We present experimental results for a Ge on Si separate absorption and charge multiplication (SACM) integrated waveguide coupled avalanche photodiode (APD) compatible with our silicon photonics platform. Our linear mode APD has a gain-bandwidth product in excess of 200 GHz. Furthermore, we demonstrate error free operation (BER<; 10-12) with our waveguide coupled linear mode APD using pseudo-random bit sequence (PBRS) data at 10 Gb/s.

Substrate removal for ultra efficient silicon heater-modulators

We present our experimental results of ultra efficient (up to 2.16 nm/mW) thermally tunable modulators with n-type heaters and the Si substrate removed. To our knowledge, this is the most efficient thermally tunable modulator demonstrated at 1550nm to date. We include results of externally heated modulators with commensurate performance enhancements through substrate removal.
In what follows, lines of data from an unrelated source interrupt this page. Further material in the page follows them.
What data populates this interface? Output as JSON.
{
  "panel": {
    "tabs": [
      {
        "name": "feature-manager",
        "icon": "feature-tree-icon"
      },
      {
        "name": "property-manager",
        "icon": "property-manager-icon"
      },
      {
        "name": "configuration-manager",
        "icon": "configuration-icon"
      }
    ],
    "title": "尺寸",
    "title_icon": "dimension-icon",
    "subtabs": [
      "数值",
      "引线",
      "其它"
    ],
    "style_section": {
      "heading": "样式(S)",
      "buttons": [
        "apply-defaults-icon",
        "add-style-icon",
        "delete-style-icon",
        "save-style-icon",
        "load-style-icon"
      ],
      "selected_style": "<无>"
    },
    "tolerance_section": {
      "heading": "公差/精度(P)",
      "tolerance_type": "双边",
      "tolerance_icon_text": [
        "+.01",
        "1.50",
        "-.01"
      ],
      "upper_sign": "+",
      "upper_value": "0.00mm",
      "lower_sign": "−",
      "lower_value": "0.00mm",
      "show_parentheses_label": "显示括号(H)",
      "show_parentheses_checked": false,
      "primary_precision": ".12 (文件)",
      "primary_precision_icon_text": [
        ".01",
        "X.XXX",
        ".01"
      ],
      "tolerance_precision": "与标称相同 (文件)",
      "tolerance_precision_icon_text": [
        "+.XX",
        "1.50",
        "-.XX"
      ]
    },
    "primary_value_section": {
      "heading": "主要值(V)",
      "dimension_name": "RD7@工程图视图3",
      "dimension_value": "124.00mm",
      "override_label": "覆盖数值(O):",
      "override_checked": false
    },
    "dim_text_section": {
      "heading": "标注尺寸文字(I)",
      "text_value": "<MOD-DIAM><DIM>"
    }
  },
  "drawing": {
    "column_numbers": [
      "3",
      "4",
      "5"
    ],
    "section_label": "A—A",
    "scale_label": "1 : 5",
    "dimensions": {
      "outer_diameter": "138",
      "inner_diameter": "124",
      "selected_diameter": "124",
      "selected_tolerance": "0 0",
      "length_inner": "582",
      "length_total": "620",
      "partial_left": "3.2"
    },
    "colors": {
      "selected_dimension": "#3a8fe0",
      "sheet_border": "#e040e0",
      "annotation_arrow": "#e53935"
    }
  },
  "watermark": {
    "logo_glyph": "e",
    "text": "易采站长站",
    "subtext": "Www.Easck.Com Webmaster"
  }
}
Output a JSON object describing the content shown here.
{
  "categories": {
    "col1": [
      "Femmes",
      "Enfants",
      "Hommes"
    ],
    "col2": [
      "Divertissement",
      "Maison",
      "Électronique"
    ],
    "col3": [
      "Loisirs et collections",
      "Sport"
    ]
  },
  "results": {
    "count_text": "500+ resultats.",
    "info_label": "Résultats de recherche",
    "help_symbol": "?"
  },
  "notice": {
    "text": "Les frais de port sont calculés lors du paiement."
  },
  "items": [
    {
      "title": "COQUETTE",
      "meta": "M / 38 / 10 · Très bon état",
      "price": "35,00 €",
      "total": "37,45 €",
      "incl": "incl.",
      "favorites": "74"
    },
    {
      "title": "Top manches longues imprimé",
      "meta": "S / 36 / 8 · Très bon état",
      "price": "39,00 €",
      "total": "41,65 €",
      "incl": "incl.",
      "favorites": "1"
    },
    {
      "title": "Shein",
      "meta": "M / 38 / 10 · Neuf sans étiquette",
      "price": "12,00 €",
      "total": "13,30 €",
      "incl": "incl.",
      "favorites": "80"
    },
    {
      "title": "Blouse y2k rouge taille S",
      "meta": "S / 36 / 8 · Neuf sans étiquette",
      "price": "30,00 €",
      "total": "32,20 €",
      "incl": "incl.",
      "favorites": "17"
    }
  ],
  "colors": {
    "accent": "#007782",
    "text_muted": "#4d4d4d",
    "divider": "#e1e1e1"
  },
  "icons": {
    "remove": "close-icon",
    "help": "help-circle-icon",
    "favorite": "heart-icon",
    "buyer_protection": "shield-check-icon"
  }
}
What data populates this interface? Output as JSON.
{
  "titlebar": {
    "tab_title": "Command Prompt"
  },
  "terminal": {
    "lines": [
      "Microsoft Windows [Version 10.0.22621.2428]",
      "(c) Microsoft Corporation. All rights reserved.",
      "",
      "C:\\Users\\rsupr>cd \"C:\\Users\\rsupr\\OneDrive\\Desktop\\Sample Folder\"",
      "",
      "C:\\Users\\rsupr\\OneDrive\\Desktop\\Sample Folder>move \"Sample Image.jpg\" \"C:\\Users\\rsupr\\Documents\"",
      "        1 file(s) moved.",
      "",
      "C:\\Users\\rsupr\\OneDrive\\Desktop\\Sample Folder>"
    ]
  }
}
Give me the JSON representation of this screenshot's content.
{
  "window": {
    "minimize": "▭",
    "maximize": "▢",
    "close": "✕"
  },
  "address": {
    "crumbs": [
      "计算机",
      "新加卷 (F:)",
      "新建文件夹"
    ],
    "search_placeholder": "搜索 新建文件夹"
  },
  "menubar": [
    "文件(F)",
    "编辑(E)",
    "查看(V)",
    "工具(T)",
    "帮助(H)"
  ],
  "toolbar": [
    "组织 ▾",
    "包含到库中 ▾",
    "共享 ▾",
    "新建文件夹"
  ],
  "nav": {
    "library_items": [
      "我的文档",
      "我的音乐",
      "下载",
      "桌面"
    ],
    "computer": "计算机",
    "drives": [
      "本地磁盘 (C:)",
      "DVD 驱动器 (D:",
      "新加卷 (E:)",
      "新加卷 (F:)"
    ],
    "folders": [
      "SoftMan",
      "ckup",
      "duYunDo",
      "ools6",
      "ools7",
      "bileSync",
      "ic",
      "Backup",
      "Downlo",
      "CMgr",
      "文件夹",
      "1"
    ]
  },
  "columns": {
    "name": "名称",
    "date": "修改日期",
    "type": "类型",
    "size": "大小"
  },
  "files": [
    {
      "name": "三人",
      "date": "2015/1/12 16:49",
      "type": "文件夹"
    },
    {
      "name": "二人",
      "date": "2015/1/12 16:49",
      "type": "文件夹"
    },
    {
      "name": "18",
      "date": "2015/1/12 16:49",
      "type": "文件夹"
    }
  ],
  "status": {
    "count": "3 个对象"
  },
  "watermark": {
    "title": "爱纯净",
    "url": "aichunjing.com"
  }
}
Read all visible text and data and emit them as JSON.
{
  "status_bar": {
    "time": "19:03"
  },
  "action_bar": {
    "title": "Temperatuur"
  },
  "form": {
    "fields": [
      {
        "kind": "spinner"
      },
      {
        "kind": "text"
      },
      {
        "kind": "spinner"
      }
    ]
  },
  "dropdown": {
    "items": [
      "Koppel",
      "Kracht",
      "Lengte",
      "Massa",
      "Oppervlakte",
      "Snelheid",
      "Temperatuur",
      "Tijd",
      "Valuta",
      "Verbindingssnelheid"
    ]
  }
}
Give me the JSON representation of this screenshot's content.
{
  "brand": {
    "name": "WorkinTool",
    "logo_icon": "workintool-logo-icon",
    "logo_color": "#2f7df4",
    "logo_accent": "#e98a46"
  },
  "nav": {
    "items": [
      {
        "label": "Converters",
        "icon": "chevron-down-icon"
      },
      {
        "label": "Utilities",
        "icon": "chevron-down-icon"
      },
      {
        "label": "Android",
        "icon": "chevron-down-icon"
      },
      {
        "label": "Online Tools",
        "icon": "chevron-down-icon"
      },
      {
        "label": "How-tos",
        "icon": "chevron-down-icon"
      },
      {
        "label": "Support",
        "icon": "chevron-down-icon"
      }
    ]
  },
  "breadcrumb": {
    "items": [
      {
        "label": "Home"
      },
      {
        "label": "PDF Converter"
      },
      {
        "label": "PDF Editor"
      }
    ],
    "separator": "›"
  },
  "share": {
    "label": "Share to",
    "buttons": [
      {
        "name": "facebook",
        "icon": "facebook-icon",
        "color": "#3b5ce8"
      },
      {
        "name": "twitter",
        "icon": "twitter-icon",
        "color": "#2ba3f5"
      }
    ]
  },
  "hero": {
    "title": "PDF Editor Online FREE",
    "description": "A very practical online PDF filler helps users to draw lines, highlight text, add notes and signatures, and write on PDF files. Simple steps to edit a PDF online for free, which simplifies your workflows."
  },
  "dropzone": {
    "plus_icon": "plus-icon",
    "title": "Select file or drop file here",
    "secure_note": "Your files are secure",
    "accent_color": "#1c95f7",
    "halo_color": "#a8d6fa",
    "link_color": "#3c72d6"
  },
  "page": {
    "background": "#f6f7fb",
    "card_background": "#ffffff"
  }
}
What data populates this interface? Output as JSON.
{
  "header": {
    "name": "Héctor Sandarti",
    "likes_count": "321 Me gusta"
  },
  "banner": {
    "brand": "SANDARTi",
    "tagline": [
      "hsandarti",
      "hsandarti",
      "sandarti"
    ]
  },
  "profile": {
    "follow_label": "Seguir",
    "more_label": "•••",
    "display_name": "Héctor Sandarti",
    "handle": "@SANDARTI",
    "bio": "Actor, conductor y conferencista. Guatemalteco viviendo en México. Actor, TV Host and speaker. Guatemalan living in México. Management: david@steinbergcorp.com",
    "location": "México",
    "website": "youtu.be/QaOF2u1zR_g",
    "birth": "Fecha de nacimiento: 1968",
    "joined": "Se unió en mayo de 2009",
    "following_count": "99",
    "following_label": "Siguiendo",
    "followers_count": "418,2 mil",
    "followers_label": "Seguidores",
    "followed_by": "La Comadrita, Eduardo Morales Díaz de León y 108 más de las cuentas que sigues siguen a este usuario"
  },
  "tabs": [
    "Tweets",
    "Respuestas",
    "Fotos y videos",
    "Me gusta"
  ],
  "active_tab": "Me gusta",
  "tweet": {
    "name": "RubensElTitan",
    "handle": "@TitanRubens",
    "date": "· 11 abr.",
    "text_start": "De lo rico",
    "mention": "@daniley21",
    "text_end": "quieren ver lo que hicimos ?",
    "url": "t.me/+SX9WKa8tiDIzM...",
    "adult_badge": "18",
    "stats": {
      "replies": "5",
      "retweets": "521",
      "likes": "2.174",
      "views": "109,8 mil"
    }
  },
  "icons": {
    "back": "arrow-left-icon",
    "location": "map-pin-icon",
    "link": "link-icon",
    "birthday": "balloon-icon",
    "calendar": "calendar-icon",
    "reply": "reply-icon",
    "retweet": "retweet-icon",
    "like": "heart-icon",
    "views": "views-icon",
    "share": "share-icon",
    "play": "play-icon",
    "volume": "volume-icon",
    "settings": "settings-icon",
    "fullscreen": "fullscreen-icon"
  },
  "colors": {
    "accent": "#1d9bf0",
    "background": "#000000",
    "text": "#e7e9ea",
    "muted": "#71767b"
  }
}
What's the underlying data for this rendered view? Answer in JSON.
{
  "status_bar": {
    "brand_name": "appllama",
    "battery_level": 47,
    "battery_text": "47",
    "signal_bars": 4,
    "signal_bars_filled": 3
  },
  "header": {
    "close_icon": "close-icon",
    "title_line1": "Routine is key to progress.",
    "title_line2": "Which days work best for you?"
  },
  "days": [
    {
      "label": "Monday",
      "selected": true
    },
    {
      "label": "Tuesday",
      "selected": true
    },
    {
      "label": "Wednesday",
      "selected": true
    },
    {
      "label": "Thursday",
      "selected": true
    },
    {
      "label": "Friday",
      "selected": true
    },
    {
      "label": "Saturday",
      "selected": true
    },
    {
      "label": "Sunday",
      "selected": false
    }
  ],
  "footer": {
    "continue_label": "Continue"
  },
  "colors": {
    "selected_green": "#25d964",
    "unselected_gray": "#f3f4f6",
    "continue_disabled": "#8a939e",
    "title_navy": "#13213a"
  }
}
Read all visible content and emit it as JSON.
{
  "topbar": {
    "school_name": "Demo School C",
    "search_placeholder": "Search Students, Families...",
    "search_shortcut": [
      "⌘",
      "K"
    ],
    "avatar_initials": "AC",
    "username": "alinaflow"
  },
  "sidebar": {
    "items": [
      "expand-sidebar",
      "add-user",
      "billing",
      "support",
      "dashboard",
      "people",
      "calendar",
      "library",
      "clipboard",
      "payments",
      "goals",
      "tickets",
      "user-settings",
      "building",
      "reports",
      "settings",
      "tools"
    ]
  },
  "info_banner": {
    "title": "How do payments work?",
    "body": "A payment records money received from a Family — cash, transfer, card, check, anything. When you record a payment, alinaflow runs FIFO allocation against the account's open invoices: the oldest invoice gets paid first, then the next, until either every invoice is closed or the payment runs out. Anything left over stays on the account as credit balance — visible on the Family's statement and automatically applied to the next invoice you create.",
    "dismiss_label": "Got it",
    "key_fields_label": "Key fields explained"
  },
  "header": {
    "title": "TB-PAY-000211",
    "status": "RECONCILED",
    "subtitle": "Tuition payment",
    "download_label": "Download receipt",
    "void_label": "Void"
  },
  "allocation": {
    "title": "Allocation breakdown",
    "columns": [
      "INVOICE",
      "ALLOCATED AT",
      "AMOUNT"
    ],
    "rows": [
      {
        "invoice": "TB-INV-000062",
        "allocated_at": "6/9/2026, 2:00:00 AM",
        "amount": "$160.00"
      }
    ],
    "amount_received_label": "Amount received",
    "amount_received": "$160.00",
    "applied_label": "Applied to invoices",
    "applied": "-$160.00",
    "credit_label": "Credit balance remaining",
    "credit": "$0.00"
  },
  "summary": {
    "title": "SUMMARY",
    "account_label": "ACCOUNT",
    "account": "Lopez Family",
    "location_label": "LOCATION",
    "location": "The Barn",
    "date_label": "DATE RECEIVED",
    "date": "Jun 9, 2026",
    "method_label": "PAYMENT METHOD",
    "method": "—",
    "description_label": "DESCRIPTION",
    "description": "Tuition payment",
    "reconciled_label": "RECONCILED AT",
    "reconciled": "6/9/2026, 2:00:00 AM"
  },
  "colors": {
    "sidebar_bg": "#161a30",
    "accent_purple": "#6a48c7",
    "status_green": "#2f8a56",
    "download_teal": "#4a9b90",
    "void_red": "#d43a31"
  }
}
Graphene-Insulator-Semiconductor Junction for Hybrid Photodetection Modalities

A sensitive optical detector is presented based on a deeply depleted graphene-insulator-semiconducting (D2GIS) junction, which offers the possibility of simultaneously leveraging the advantages of both charge integration and localized amplification. Direct read-out and built-in amplification are accomplished via photogating of a graphene field-effect transistor (GFET) by carriers generated within a deeply depleted low-doped silicon substrate. Analogous to a depleted metal-oxide-semiconducting junction, photo-generated charge collects in the potential well that forms at the semiconductor/insulator interface and induces charges of opposite polarity within the graphene film modifying its conductivity. This device enables simultaneous photo-induced charge integration with continuous “on detector” readout through use of graphene. The resulting devices exhibit responsivities as high as 2,500 A/W (25,000 S/W) for visible wavelengths and a dynamic range of 30 dB. As both the graphene and device principles are transferrable to arbitrary semiconductor absorbers, D2GIS devices offer a high-performance paradigm for imaging across the electromagnetic spectrum.

Radio frequency silicon photonics at Sandia National Laboratories

Sandia National Laboratories has developed a toolkit of RF photonic devices. These devices have been used in the development of multielement RF photonic circuits and in support of MPW runs. In this talk I will discuss Sandias silicon photonic process and RF photonic device performance.

Thermal crosstalk limits for silicon photonic DWDM interconnects

We present theoretical modeling and experimental results of the thermal crosstalk and time constants of micro-disk modulators as a function of the spacing between nearby devices, taking into consideration the effects of dense metallic interconnects.